Not exactly. When you earn your salary you pay about 68% in tax of the
last earned $, I cannot remember precisely where the 68% tax kicks in,
but I do believe that it is for everything that you earn over $50.000.
Up until that income you pay about 50%. So a good guess would be that
people with a high income pays around 55% in taxes of their income.

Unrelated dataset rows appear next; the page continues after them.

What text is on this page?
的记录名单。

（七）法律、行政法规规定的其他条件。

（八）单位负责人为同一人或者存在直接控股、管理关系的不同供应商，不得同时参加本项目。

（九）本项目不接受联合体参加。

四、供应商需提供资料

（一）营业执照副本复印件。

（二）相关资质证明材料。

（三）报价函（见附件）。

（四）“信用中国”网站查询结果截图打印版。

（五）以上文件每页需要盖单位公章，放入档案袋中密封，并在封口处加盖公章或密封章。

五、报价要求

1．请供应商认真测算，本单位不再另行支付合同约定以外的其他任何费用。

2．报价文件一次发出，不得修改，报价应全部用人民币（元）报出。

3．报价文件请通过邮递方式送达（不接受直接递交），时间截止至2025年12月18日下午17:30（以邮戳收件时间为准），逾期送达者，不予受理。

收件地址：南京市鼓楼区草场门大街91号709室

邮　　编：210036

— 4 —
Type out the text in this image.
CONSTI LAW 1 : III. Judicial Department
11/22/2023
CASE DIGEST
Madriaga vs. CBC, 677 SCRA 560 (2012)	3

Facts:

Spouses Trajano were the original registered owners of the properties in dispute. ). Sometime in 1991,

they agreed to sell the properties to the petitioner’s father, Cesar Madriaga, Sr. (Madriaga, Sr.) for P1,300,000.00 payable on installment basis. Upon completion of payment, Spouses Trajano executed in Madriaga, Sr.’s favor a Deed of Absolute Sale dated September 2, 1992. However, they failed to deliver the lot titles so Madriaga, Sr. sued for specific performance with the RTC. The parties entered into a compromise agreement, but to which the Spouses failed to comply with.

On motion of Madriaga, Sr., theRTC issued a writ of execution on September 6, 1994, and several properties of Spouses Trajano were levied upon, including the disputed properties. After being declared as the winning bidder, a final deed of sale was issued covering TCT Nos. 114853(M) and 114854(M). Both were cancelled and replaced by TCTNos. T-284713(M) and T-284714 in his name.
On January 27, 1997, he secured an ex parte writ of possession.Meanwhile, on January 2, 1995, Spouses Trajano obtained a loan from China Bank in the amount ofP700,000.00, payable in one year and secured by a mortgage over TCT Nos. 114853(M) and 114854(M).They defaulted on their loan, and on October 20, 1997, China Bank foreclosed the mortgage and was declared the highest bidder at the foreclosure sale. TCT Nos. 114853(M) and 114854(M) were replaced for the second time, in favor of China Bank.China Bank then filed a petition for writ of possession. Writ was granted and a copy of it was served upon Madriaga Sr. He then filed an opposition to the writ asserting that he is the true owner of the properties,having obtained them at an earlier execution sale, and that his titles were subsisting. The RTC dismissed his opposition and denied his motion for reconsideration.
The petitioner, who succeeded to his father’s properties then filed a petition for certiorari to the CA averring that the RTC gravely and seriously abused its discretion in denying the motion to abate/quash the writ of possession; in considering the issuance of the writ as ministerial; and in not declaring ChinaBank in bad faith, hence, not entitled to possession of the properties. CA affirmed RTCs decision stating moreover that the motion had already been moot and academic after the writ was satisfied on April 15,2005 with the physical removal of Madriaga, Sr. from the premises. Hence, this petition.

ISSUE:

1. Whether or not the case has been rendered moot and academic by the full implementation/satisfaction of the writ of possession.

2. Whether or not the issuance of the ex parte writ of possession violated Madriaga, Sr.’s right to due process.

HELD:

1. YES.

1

Then when you try to spend your money, you pay 25% VAT on top of every
purchase. On top of what you paid in income tax. Roughly corresponding
to an income tax of 77% when added up.
That is why we still work hard here. To have a little bit more left
after taxes.
> Every American that I meet, who has spent time in Europe and
> fallen in
> love with the joint, just gushes over how many of you ride bicyles
> instead of
> driving. It is easy to see why.
You are completely right there. A positive side effect is that europeans
tend to be slimmer than us citizens ;-)
But a medium sized family car costs about $40,000.00 here, so that is a
pretty hefty expense for a family.
> But businessmen either pass taxes along to their customers or
> go out
> of business. So if I were a Dane whose profession required him to drive
> would have to pay the 250% tax on top of the manufacturers price. Also
> folded into the initial price would be the 68% tax on the manufacturers
> earnings plus the 25% Value Added Tax. In addition that tax would be
> added
> at every level of manufacturing.
Companies can buy cars withour taxes. The tax system is totally
convoluted here as the politicians are trying to have millimeter
precision. Which of course have the effect that the companies with the
best accountants pay the least in taxes.
> In the U. S. when a state adds too many taxes to a product the
> state
> citizens, if they are sufficiently close to the border, go out of
> their state
> to make puchases.
> Do you have that sort of problem in Denmark or are you
> protected by
> the adjoining countries having pretty much the same tax structure as
> you do?
The EU is making the differences smaller, so most likely the taxations
will move to real estate instead. Houses are harder to move cross border.